The Argo, Spring 2003
"Cultural Clubs Promoting Diversity...or Division?"
By Erin Durkin, ‘04
Integration. They marched for it on the streets of Selma and Montgomery. They sat in at lunch counters and boycotted buses. The NAACP filed lawsuits, and Martin Luther King led a march on Washington. And they succeeded—segregation has been legally abolished for years. The halls of BLS teem with students of all races. Yet take a look around the cafeteria during any given lunch period, and you will see that precious little integration exists. Eight Asian girls sit around a table at one end of the room, while eight Caucasian males chat at another. We all profess to be open and tolerant and forward thinking, yet during the one period of the day when we are really free to associate with people of our choosing, we tend to break ourselves down along racial lines.
The same trend exists in several of the clubs and organizations that exist at BLS. Some exist explicitly to celebrate a certain race or culture; others have purposes that don’t seem at al related to race but nonetheless end up with a racially homogenous membership. Asian Students in Action (ASIA) falls into the former category. Its goal, as presented in its mission statement, is “to represent the true meaning of cultural pride in serving our school, community, and others,” and to “provide a forum for students to voice their opinions, to learn from each other as well as socialize in a nurturing an positive environment.” ASIA’s best-known event is Asian Night, set to take place this year on May 23, but, as James Zhang (II) says, “ASIA isn’t just about Asian Night. We do perform community service and try to help all the students in this school.” ASIA’s leaders insist that the club does not discriminate on the basis of race. Its mission statement reads, “[T]he organization is not limited to Asians. As shown as our activities, associations, and members, diversity shares a great part in ASIA’s success.” Yet the fact remains that the vast majority of ASIA’s members are of Asian ancestry (of the 241 students on its members’ list, approximately 11 are non-Asian). Every year, ASIA sends out invitations to designated seventh-graders, singling out those who identify themselves as Asian. Students of other races who have participated in ASIA’s activities have mixed feelings about the experience. Katherine Pittore (II) recalls a hostile reception. Other members she says, glared at her and commented in auspicious whispers, “This is ASIA—forAsians.” “It ade me more hesitant to go to any of their events in the future,” says Pittore. “They say they’re trying to promote diversity, but when you go there trying to learn about Asian culture they force you out. I understand the goal of preserving your culture, but I don’t think you should do that at the expense of excluding others. I don’t think a public school is the place for that.” Yet Andrei Lapets (I), a white ASIA member, defends the organization. “I didn’t feel at all uncomfortable with joining the club,” he says. “Any community will be in some way exclusive because it’s [made up of] people who know each other. Its perfectly normal [for] people of similar interests and similar cultures to come together.”

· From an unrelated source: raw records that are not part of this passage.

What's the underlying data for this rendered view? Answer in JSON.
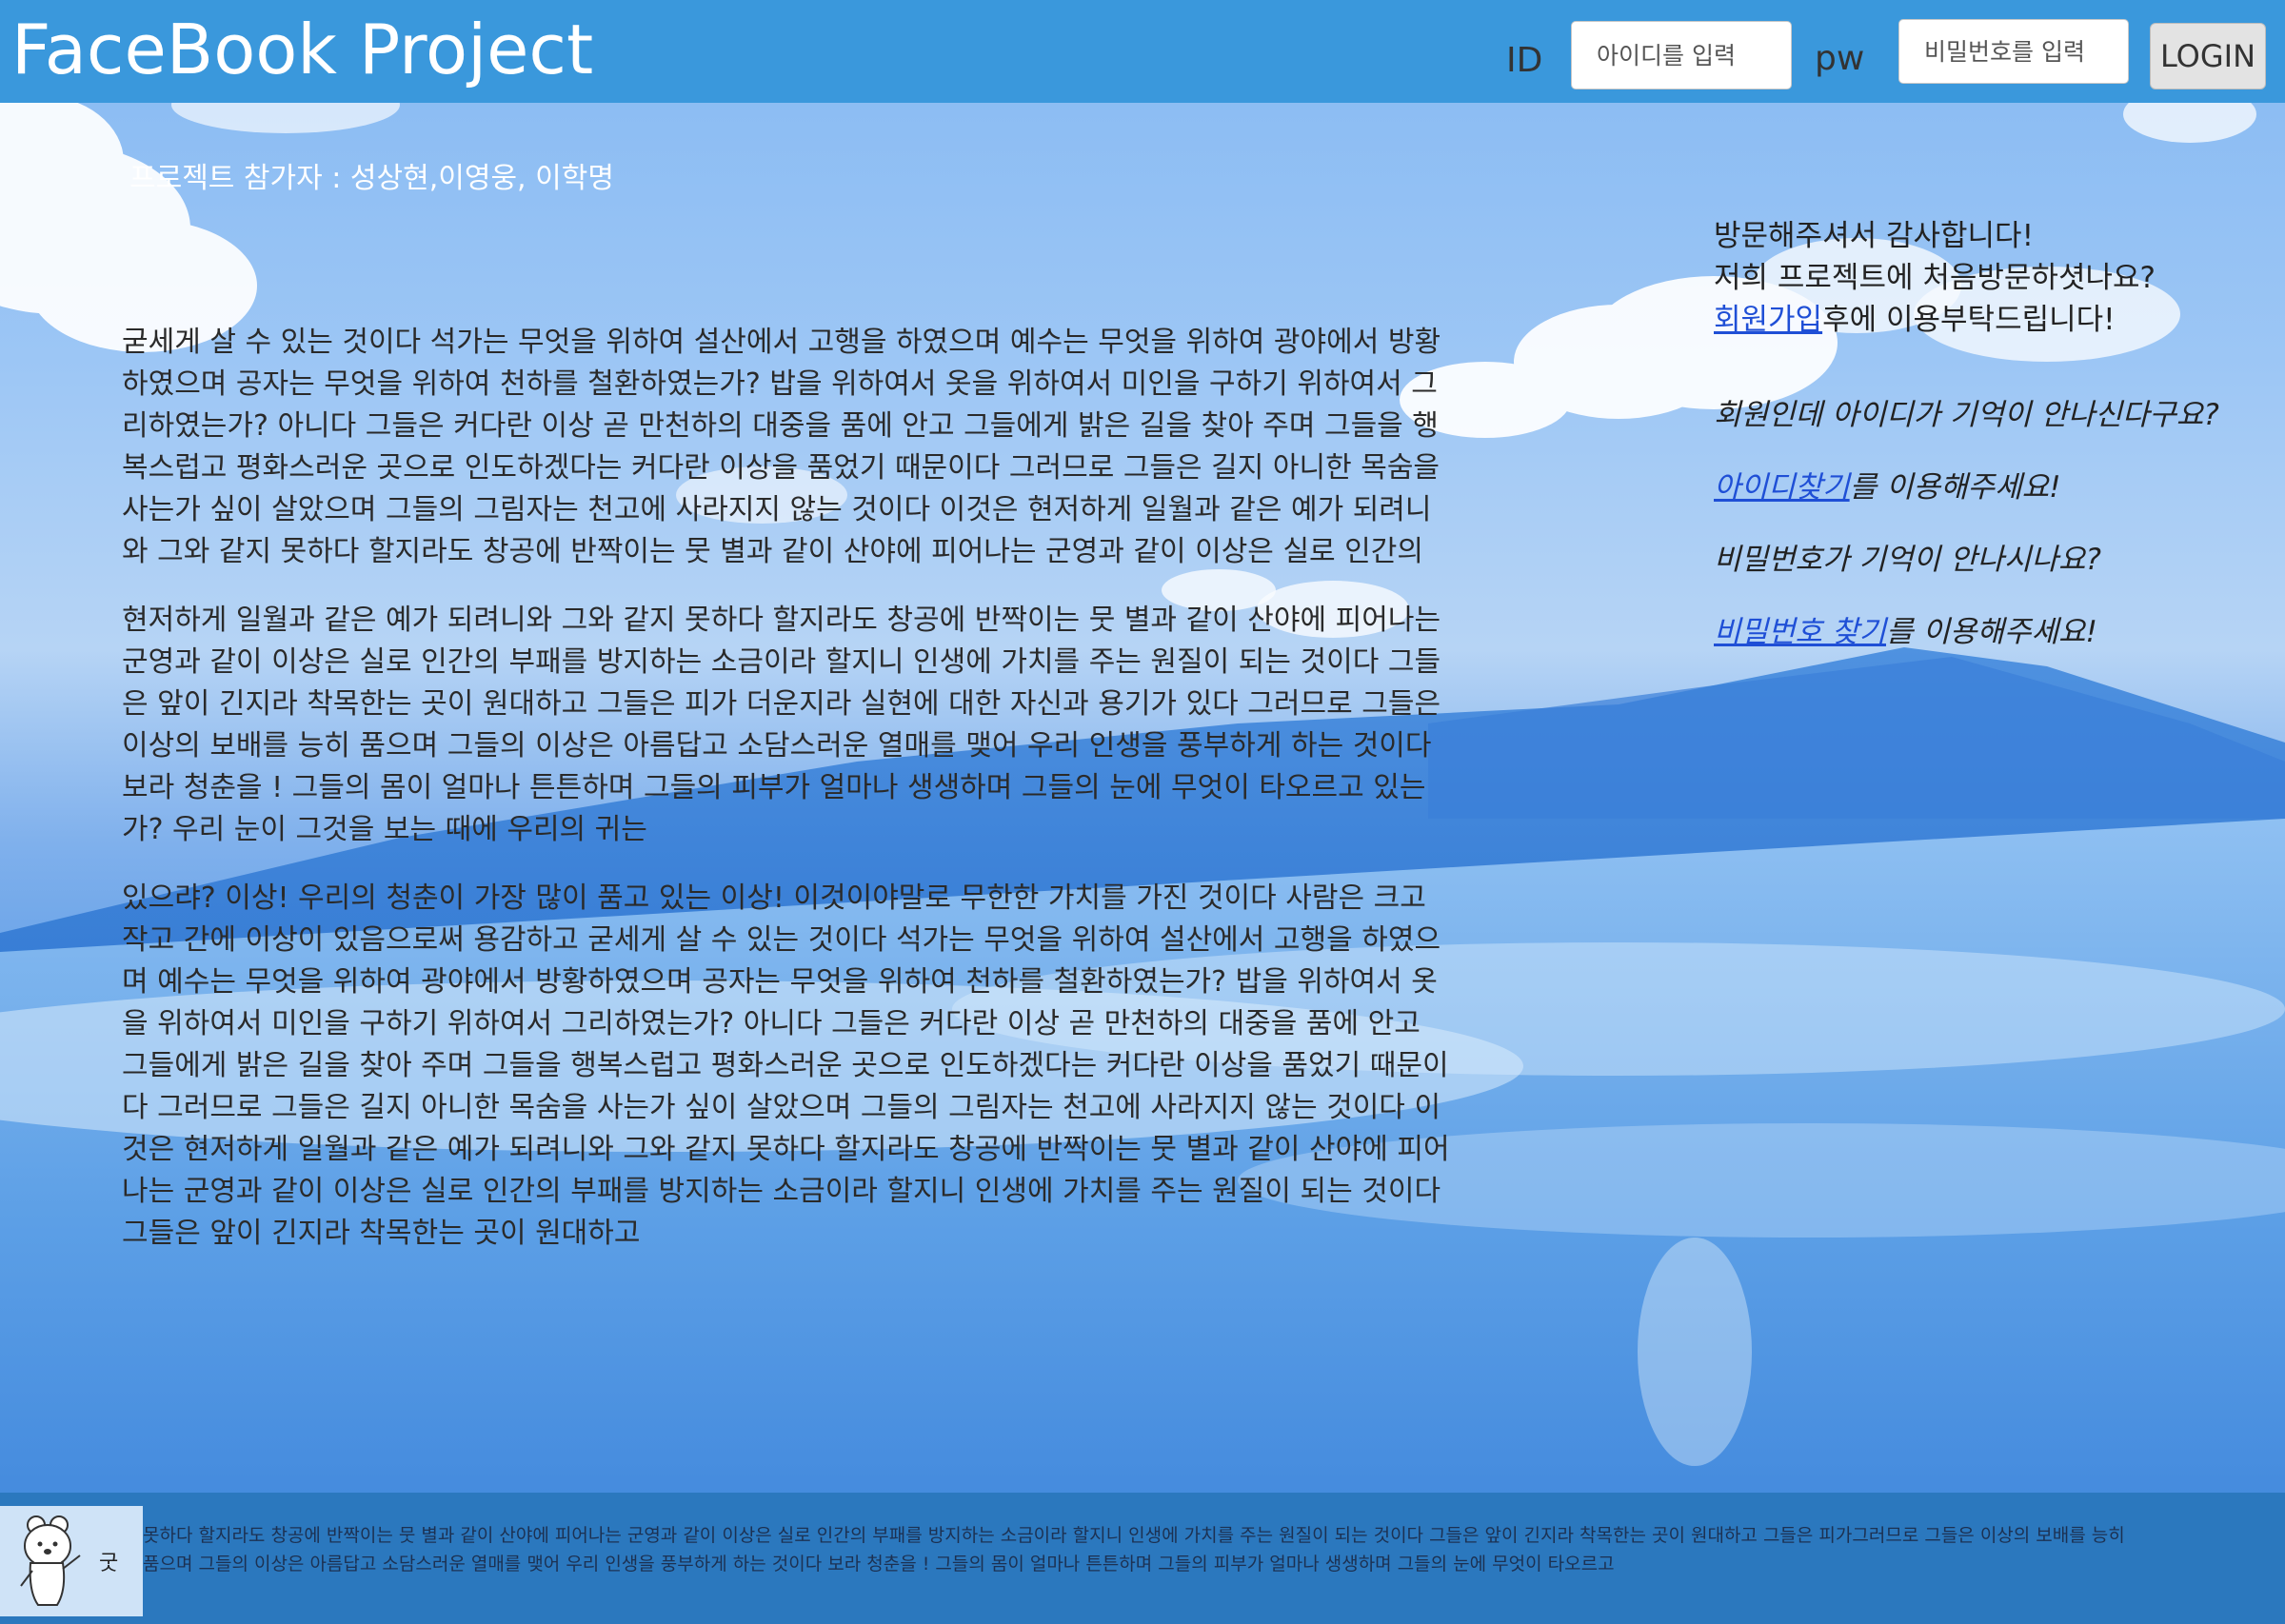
{
  "header": {
    "brand": "FaceBook Project",
    "id_label": "ID",
    "id_placeholder": "아이디를 입력",
    "pw_label": "pw",
    "pw_placeholder": "비밀번호를 입력",
    "login_label": "LOGIN"
  },
  "main": {
    "participants": "프로젝트 참가자 : 성상현,이영웅, 이학명",
    "paragraphs": [
      "굳세게 살 수 있는 것이다 석가는 무엇을 위하여 설산에서 고행을 하였으며 예수는 무엇을 위하여 광야에서 방황하였으며 공자는 무엇을 위하여 천하를 철환하였는가? 밥을 위하여서 옷을 위하여서 미인을 구하기 위하여서 그리하였는가? 아니다 그들은 커다란 이상 곧 만천하의 대중을 품에 안고 그들에게 밝은 길을 찾아 주며 그들을 행복스럽고 평화스러운 곳으로 인도하겠다는 커다란 이상을 품었기 때문이다 그러므로 그들은 길지 아니한 목숨을 사는가 싶이 살았으며 그들의 그림자는 천고에 사라지지 않는 것이다 이것은 현저하게 일월과 같은 예가 되려니와 그와 같지 못하다 할지라도 창공에 반짝이는 뭇 별과 같이 산야에 피어나는 군영과 같이 이상은 실로 인간의",
      "현저하게 일월과 같은 예가 되려니와 그와 같지 못하다 할지라도 창공에 반짝이는 뭇 별과 같이 산야에 피어나는 군영과 같이 이상은 실로 인간의 부패를 방지하는 소금이라 할지니 인생에 가치를 주는 원질이 되는 것이다 그들은 앞이 긴지라 착목한는 곳이 원대하고 그들은 피가 더운지라 실현에 대한 자신과 용기가 있다 그러므로 그들은 이상의 보배를 능히 품으며 그들의 이상은 아름답고 소담스러운 열매를 맺어 우리 인생을 풍부하게 하는 것이다 보라 청춘을 ! 그들의 몸이 얼마나 튼튼하며 그들의 피부가 얼마나 생생하며 그들의 눈에 무엇이 타오르고 있는가? 우리 눈이 그것을 보는 때에 우리의 귀는",
      "있으랴? 이상! 우리의 청춘이 가장 많이 품고 있는 이상! 이것이야말로 무한한 가치를 가진 것이다 사람은 크고 작고 간에 이상이 있음으로써 용감하고 굳세게 살 수 있는 것이다 석가는 무엇을 위하여 설산에서 고행을 하였으며 예수는 무엇을 위하여 광야에서 방황하였으며 공자는 무엇을 위하여 천하를 철환하였는가? 밥을 위하여서 옷을 위하여서 미인을 구하기 위하여서 그리하였는가? 아니다 그들은 커다란 이상 곧 만천하의 대중을 품에 안고 그들에게 밝은 길을 찾아 주며 그들을 행복스럽고 평화스러운 곳으로 인도하겠다는 커다란 이상을 품었기 때문이다 그러므로 그들은 길지 아니한 목숨을 사는가 싶이 살았으며 그들의 그림자는 천고에 사라지지 않는 것이다 이것은 현저하게 일월과 같은 예가 되려니와 그와 같지 못하다 할지라도 창공에 반짝이는 뭇 별과 같이 산야에 피어나는 군영과 같이 이상은 실로 인간의 부패를 방지하는 소금이라 할지니 인생에 가치를 주는 원질이 되는 것이다 그들은 앞이 긴지라 착목한는 곳이 원대하고"
    ]
  },
  "aside": {
    "welcome_1": "방문해주셔서 감사합니다!",
    "welcome_2": "저희 프로젝트에 처음방문하셧나요?",
    "signup_link": "회원가입",
    "signup_suffix": "후에 이용부탁드립니다!",
    "forgot_id": "회원인데 아이디가 기억이 안나신다구요?",
    "find_id_link": "아이디찾기",
    "find_id_suffix": "를 이용해주세요!",
    "forgot_pw": "비밀번호가 기억이 안나시나요?",
    "find_pw_link": "비밀번호 찾기",
    "find_pw_suffix": "를 이용해주세요!"
  },
  "footer": {
    "logo_text": "굿",
    "text": "못하다 할지라도 창공에 반짝이는 뭇 별과 같이 산야에 피어나는 군영과 같이 이상은 실로 인간의 부패를 방지하는 소금이라 할지니 인생에 가치를 주는 원질이 되는 것이다 그들은 앞이 긴지라 착목한는 곳이 원대하고 그들은 피가그러므로 그들은 이상의 보배를 능히 품으며 그들의 이상은 아름답고 소담스러운 열매를 맺어 우리 인생을 풍부하게 하는 것이다 보라 청춘을 ! 그들의 몸이 얼마나 튼튼하며 그들의 피부가 얼마나 생생하며 그들의 눈에 무엇이 타오르고"
  }
}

The Fashion Talent Show, which took place March 17, had two major purposes—its fashion section, open to any student who chose to participate, aimed to showcase various styles, while the talent section, which required an audition, was intended to display the specific abilities of the performers. None of this seems particularly race specific. Yet, for one reason or another, most of the performers and organizers of Fashion Talent are black or Hispanic. The March 17 show, as well as performances in years past, attracted a “predominantly minority audience,” in the words of Fashion Talent secretary Tiffany Gelott (I). Fashion Talent has tried to reach out to students of other races. “It’s just that the people who show up are minorities,” Gelott says, “We try to change things, but its hard to change.
By no means are these the only clubs whose membership is made up predominantly of one race. Nor are minority students the only ones who practice self-segregation. Many clubs at the school are mostly or entirely white; these clubs tend to get less attention because white exclusivity is nothing new. At the same time, however, many associations at BLS can boast member lists that are extraordinarily diverse. Indeed, some groups point to the promotion of diversity as their express purpose. International Showcase is such an organization. Members are currently preparing for this year’s International Showcase, planned for April 11. The show involves a parade of nations, as well as cultural performances by students of various ethnicities. In the words of participant Emily Yuan (IV), who plans to play the piano in the International Showcase, the show’s purpose is “to show the characteristics of the traditional cultures of various students.” Asian, Hispanic, and African cultures are among those represented. Yuan believes that such a performance encompassing so many distinct traditions serves to counteract the racial homogeneity that exists in other clubs. “International Showcase implies diversity. The goal of this [show] is to embrace different cultures and ethnicities.”
The goal of any cultural performance is to promote understanding and mutual admiration across ethnic lines. Whether this goal is served by clubs that cater to particular racial groups or whether such groups merely promote divisiveness and segregation still remains an open question.